Su La Stampa.it (scienze) è apparso un curioso e interessante articolo su come un corpo umano e sopratutto la mente umana possa in qualche modo subire le influenze dell'assenza di gravità, la mancanza di privacy e gli spazi ristretti in una navicella spaziale. Lo stress subito in un mese di presenza nello spazio equivale a 10 anni passati sulla terra e per questo gli astronauti passano due ore della "giornata spaziale" a svolgere attività motoria seguiti a distanza da un personal trainer.
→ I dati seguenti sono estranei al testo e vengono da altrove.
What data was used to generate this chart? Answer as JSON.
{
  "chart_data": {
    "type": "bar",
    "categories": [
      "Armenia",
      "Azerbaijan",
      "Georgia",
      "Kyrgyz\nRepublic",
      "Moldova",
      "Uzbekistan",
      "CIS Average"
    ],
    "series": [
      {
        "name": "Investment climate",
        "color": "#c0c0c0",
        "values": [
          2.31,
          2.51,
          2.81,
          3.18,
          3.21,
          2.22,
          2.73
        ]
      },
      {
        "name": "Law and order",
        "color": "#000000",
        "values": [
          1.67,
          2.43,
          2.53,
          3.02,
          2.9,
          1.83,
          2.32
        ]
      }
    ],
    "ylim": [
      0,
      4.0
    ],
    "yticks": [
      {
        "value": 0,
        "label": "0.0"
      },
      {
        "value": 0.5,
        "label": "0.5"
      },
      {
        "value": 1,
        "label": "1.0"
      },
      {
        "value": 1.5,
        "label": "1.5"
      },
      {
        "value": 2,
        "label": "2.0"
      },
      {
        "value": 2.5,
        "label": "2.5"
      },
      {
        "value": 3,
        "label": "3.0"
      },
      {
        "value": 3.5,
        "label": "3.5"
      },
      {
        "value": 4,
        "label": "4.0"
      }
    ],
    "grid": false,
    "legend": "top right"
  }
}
Questo aiuta il corpo a non subire troppo la lontananza dalla terra, però se il corpo ha bisogno di essere allenato, la mente non è da meno. Queste situazioni sono state studiate per affrontare un'eventuale viaggio su Marte, gli astronauti si dovrebbero avvicendare una volta ogni sei mesi e in sei mesi il corpo e la mente subiscono vari cambiamenti repentini. Infatti scienziati e astronauti sembrano convinti che la sola attività fisica non basti per restare "allenati" e non cadere in depressione. Umberto Guidoni suggerisce di inviare insieme all'equipaggio anche uno psicologo per delle terapie di gruppo. Ma la domanda è semplice. Se a cadere in depressione fosse proprio lo psicologo chi lo aiuterebbe?
La risposta è semplice come la domanda. Lo psicologo potrebbe effettuare delle sedute stando comodamente seduto sulla sua poltrona sulla terra e sfruttando la viadeoconferenza.